9.3. The Agreement comes into force upon the Buyer’s acceptance of the terms of this Offer and remains in effect until the Parties fully fulfill their obligations under the Agreement.
9.4. Changes made by the Seller to the Agreement and published on the website in the form of the updated Offer are considered accepted by the Buyer in full.
10. Additional Conditions
10.1. The Agreement, its conclusion, and execution are governed by the applicable laws of the Russian Federation. Any matters not regulated by this Offer or inadequately regulated are governed by the substantive law of the Russian Federation.
10.2. In case of a dispute between the Parties during the performance of their obligations under the Agreement concluded based on this Offer, the Parties must resolve the dispute peacefully before starting judicial proceedings.
The judicial proceedings are conducted in accordance with the laws of the Russian Federation.
Disputes or disagreements that the Parties have not reached an agreement on shall be resolved in accordance with the laws of the Russian Federation.

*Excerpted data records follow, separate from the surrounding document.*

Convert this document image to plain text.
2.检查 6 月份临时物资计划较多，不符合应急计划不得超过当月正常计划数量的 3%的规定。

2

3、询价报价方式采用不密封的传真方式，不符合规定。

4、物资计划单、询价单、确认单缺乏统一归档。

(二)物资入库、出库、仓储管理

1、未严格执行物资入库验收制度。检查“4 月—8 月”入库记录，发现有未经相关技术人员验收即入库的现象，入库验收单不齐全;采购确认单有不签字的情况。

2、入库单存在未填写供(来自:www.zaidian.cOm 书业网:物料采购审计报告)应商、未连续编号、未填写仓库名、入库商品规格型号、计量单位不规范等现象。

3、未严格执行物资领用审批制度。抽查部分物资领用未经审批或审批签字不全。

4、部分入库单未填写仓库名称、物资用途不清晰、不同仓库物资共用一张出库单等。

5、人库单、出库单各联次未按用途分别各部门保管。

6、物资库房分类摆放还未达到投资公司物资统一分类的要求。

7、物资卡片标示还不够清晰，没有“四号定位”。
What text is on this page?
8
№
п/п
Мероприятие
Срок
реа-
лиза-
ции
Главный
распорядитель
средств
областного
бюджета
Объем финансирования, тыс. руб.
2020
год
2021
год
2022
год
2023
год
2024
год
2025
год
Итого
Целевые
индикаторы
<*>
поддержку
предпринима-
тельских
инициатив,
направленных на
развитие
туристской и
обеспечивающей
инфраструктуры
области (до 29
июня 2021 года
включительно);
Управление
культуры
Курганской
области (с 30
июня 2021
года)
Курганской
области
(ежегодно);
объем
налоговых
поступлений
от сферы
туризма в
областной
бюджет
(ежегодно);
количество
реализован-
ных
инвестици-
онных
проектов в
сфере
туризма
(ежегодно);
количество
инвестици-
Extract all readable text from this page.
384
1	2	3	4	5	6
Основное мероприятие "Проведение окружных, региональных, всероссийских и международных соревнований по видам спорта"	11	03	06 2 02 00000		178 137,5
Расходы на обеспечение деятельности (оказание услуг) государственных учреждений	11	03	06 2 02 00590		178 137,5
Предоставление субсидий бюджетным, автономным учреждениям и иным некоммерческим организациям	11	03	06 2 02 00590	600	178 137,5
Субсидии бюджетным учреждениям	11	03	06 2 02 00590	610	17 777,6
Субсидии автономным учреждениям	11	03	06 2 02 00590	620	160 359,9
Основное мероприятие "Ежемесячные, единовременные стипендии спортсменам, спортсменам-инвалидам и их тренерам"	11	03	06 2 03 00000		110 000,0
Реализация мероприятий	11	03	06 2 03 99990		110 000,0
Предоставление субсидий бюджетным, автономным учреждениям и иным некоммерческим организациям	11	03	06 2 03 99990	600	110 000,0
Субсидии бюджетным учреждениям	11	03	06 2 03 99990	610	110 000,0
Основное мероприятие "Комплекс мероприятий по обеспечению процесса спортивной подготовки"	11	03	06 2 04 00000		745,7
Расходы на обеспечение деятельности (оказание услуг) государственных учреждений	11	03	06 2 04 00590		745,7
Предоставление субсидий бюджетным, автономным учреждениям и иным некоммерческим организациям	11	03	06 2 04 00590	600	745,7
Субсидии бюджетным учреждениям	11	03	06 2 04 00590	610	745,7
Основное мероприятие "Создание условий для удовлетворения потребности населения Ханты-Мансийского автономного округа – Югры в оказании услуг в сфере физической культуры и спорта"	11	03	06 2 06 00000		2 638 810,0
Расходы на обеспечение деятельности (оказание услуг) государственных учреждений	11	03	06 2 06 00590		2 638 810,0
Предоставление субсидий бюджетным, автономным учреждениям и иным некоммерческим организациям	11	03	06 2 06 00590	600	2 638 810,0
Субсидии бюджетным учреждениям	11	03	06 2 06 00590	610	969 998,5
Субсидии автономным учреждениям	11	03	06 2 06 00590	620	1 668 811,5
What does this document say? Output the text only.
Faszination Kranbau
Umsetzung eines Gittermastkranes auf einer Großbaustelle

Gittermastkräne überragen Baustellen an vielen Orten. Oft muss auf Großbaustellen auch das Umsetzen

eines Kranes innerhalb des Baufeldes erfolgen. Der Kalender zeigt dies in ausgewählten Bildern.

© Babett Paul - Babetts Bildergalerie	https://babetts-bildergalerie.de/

The pre-trial dispute resolution procedure is mandatory.
10.3. The Parties have agreed that the language of the Agreement, as well as the language used in any interaction between the Parties (including correspondence, providing claims/notifications/explanations, providing documents, etc.), will be Russian.
10.4. All documents to be provided in accordance with the terms of this Offer must be written in Russian or have a translation into Russian duly certified.
10.5. Inaction by one Party in the event of a violation of the terms of this Offer does not deprive the interested Party of the right to defend their interests later, nor does it imply a waiver of their rights in case of similar or similar violations by one of the Parties in the future.
10.6. If the Seller’s Website contains links to other websites and materials of third parties, such links are provided solely for informational purposes, and the Seller has no control over the content of such sites or materials. The Seller is not responsible for any losses or damages that may result from using such links.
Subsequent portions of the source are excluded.